"Farmers market managers in Los Angeles are in a tizzy over a proposed city ordinance that would charge more than 20 markets tens of thousands of dollars to recoup the city's costs of enabling their events, which could force them to close or move if new ways to cover the costs can't be found."
The recession, which has pushed the unemployment rate in California to 12.2%, the highest since WWII, has also put stress on local budgets. The City of Los Angeles is now looking to stop some of the bleeding by leaning on farmers markets when it had previously looked the other way: "In the past, the city issued a notional bill for services to farmers markets but, in effect, waived these fees and absorbed the costs in its budget; the new ordinance eliminates this waiver."
The potential that the fees may eliminate some LA farmers markets raises the question of whether closures will actually push gross receipts down. The USDA notes that farmers markets have numerous positive economic impacts on the local communities where the markets are based and on rural farmers who are able to sell their produce at full retail prices instead of wholesale. By imposing the fees the City may in fact be exacerbating its financial problems. The City Council has passed the ordinance and the new fees could start being assessed as soon as October if Mayor Antonio Villaraigosa signs the legislation.
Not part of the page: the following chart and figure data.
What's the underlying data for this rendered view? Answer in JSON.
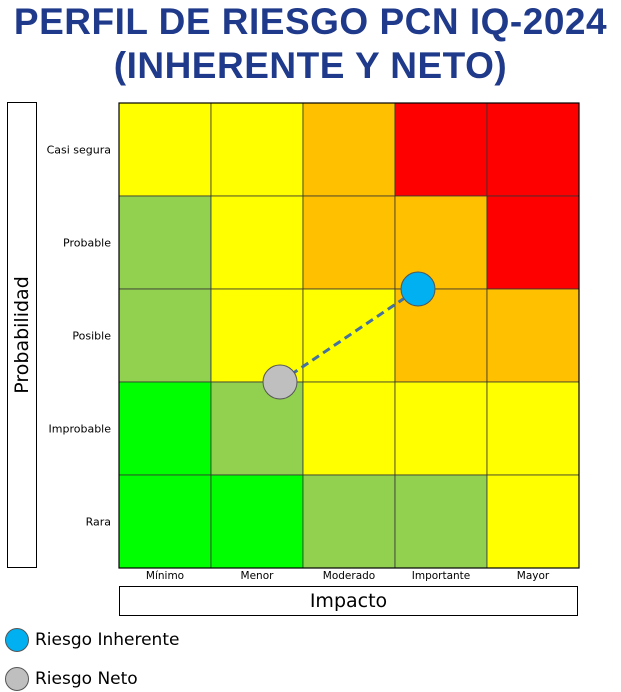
{
  "title_line1": "PERFIL DE RIESGO PCN IQ-2024",
  "title_line2": "(INHERENTE Y NETO)",
  "chart_data": {
    "type": "heatmap",
    "ylabel": "Probabilidad",
    "xlabel": "Impacto",
    "rows": [
      "Casi segura",
      "Probable",
      "Posible",
      "Improbable",
      "Rara"
    ],
    "cols": [
      "Mínimo",
      "Menor",
      "Moderado",
      "Importante",
      "Mayor"
    ],
    "cell_colors": [
      [
        "#ffff00",
        "#ffff00",
        "#ffc000",
        "#ff0000",
        "#ff0000"
      ],
      [
        "#92d050",
        "#ffff00",
        "#ffc000",
        "#ffc000",
        "#ff0000"
      ],
      [
        "#92d050",
        "#ffff00",
        "#ffff00",
        "#ffc000",
        "#ffc000"
      ],
      [
        "#00ff00",
        "#92d050",
        "#ffff00",
        "#ffff00",
        "#ffff00"
      ],
      [
        "#00ff00",
        "#00ff00",
        "#92d050",
        "#92d050",
        "#ffff00"
      ]
    ],
    "points": [
      {
        "name": "Riesgo Inherente",
        "impact": 3.75,
        "probability": 3.5,
        "color": "#00b0f0"
      },
      {
        "name": "Riesgo Neto",
        "impact": 2.25,
        "probability": 2.5,
        "color": "#bfbfbf"
      }
    ],
    "connector": {
      "style": "dashed",
      "color": "#44719f"
    }
  },
  "legend": [
    {
      "label": "Riesgo Inherente",
      "color": "#00b0f0"
    },
    {
      "label": "Riesgo Neto",
      "color": "#bfbfbf"
    }
  ]
}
More broadly, what impact will the recession have on farmers markets nationally? If the recent trend towards farmers markets is not well rooted - financial challenges facing consumers and cities may slow or even reverse this rapid growth. The data clearly show that growth in the industry has been substantial:
"Today, farmers markets seem to be everywhere -- there were almost 500 in the state last year, more than 80 of them in Los Angeles County. And although the farmers market movement is closely identified with California, it has exploded into a national phenomenon. There were more than 3,700 farmers markets in the United States in 2004, according to the U.S. Department of Agriculture, more than double only a decade before."
And according to the USDA, "Direct sales data were first reported ... in 1997,
when 110,630 farms sold $592 million of foods directly [$758 million of sales once adjusted for inflation]." In 2007, 136,817 farms sold foods directly and sales increased to more than $1.2 billion.
It's an open question as to whether this growth sustainable and what a slow down or reversal might mean for the rural farmers who supply the markets. There are too many variables to sort through here. There are a few factors weighing in favor of farmers markets and rural farmers. First, quality. Local markets offer higher quality produce that's picked when ripe, not a week or more before. Second, while difficult to quantify, farmers markets offer consumers access to community - an opportunity to interact with their neighbors and farmers. Finally, there is the massive size of the farm industry. According to the same USDA study above, direct food sales make up just 0.4% of the $300 billion in farm sales in 2007. So there's potentially a lot of room for growth... if they don't get run out of town first.